MMOs suffer from this a lot, with the word 'noob' less used as a description than an insult. Dark Souls 3 definitely does. I've been amused watching my Twitter feed to see that people who have put hundreds of hours into the series, often going back to Demon Souls or even King's Field, have been playing the new one and being a bit disappointed to find it less of a challenge than the previous ones. No shit! I don't know how hard or twisted it would have to be to avoid that, but I suspect it would take a first boss who can only be defeated by chessboxing and a final foe with exactly one pixel of vulnerable flesh. Covered in impenetrable armour.

But I hope they're right. "Oh no," I say. "It's easier to get into? Oh no. Oh, the humanity." While secretly breathing something of a sigh of relief. It is after all probably the last chance I'm going to get to actually get into one of these games before the company moves on (I don't have a PS4, so Bloodborne was out of the question) and the first time it's felt like I might not be too late to the party to actually feel the sense of discovery instead of simply ignorance of what everyone else already knows.

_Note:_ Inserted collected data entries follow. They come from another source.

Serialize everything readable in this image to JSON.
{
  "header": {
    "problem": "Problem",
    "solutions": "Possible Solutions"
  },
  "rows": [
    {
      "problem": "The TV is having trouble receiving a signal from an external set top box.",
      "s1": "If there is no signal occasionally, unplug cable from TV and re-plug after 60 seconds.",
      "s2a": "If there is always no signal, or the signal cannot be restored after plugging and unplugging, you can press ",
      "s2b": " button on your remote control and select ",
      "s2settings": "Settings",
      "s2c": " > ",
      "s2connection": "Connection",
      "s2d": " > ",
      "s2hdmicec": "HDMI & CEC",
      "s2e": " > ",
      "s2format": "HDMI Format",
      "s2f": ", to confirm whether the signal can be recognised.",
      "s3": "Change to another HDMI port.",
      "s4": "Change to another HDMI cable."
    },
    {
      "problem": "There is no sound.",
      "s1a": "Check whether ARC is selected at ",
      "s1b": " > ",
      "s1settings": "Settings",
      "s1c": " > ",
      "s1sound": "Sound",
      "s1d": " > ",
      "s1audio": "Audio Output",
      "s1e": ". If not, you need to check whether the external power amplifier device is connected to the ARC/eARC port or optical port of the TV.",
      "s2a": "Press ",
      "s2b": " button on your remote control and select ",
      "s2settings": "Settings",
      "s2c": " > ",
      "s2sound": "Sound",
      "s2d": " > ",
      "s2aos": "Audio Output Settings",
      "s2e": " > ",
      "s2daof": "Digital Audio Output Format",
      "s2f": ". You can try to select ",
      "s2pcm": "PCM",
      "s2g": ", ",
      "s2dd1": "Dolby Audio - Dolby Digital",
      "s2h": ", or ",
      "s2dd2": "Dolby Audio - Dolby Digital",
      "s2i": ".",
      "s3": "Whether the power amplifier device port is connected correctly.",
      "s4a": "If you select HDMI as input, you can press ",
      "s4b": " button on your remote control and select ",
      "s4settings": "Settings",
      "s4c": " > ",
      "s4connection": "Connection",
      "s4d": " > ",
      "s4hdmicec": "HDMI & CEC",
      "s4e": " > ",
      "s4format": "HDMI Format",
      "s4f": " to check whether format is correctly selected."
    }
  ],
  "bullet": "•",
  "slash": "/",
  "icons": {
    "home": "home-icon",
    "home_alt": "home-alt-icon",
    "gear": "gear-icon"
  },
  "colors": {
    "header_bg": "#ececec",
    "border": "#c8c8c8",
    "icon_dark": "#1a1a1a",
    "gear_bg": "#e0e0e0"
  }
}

I have a new controller all ready to go. I have a stockpile of soft drinks and chewy sweets. I really want it to work out this time - the third time to be the charm. At the very least, I'd like to see what everyone else seems to see, not just tweets going 'git gud'. Fun fact: everyone who has ever said that will be second against the wall, once we're done executing people who shout at people in MOBA 'new player' servers.

Bah. I've not even started the game yet, and already I'm feeling cranky.

Elsewhere, are there any games that you feel the same way about - anything old or new that you desperately want to like, but which fights you every step of the way? It doesn't have to be in terms of pure difficulty. It can be simple mechanics, a general vibe, or even just a strange lingering cloak of no-fun over the whole thing. Whatever it is though, there's little more frustrating, especially when everyone else seems to be having fun. Let me know down below. With the power of words.